Concert in the room Apollo before the cuts. Ed. Aljullu/CC4.0

The epidemiologist of Michael Mina Harvard published in Time magazine a letter in which he defends our own strategy: test-test-test-test-test and integration-insert. The fundamental thing is to understand that if you do an antigen test, on the same day you have about 24 hours to say that very surely you will not pollute the virus. You will not know if you have it or not, what you can know is that, even if you have it, you will not pollute... It is a picture of the moment and you have to know well what it means.

At the moment, the strategy is very expensive. Tell us: The Apollo experiment cost about half a million euros, because we had to do PCRs in parallel, a week later call back to do another… Trying this is very expensive. Therefore, we should agree with the authorities test points to be able to do so in cities in different places.
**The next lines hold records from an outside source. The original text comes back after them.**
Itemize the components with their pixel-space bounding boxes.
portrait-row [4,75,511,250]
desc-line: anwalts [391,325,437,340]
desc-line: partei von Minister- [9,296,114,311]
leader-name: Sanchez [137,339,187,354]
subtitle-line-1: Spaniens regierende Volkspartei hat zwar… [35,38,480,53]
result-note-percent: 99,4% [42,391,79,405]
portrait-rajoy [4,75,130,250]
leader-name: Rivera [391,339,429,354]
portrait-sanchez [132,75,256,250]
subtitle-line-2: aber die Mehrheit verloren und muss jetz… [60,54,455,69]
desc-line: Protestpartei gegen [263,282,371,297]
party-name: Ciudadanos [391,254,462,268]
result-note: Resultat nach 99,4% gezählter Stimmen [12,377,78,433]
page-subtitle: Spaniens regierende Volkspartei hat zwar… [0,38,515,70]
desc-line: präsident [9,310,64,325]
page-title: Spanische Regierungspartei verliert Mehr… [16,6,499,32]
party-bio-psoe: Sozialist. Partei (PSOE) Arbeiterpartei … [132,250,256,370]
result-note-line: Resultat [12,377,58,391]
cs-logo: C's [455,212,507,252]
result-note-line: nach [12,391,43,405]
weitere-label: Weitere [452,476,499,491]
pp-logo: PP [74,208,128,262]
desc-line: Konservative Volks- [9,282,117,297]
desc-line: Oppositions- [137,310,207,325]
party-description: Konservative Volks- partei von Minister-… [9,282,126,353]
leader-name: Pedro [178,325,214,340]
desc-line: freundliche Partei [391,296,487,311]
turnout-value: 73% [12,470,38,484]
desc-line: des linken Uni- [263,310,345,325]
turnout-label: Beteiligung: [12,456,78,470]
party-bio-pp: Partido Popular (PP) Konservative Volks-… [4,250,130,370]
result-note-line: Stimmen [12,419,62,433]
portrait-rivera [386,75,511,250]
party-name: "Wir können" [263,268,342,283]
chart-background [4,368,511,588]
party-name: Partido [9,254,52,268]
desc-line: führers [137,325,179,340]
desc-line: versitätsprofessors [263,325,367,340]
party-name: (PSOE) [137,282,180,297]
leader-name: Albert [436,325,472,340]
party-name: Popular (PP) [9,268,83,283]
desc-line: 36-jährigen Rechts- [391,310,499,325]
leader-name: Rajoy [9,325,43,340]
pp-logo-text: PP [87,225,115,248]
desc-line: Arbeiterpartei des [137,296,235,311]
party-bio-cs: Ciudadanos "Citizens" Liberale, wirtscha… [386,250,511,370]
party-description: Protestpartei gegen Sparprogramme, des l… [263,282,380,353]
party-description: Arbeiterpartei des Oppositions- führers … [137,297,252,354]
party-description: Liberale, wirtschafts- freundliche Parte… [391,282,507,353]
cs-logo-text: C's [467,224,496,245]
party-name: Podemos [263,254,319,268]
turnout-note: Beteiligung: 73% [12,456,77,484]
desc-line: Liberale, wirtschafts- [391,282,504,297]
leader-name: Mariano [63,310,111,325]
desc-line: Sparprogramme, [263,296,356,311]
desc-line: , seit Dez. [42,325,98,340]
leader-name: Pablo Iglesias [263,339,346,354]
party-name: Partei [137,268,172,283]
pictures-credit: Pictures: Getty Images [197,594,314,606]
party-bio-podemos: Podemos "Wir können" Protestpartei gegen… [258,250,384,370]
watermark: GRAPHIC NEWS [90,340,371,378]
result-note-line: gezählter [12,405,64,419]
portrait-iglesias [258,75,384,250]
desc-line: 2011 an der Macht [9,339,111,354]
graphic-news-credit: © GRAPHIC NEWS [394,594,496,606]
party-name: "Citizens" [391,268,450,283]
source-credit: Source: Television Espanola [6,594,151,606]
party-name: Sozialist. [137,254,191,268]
People have a chance to diagnose it to know who is at risk for it. For example, buy the test and collect instructions for self-testing using a video. In Germany, for example, they sell in supermarkets. If we do not start testing, we will have to wait to see if we get group immunity with vaccines, without knowing when that will happen, if variants will be created that escape vaccines… And in the meantime, we will have to stay at home. There is no solution. We have to think about what solution we have, even if this is lengthened.

Do you think the authorities will support this strategy?

If they do not, we will have another catastrophic year. I don't like the nightlife and concerts especially, but I think this strategy is a way to show that it serves to promote the cultural industry. It can also spread to other closed and controlled places, contributing to pest control. In fact, it serves to detect people without symptoms and it is precisely they who are most at risk of contagion.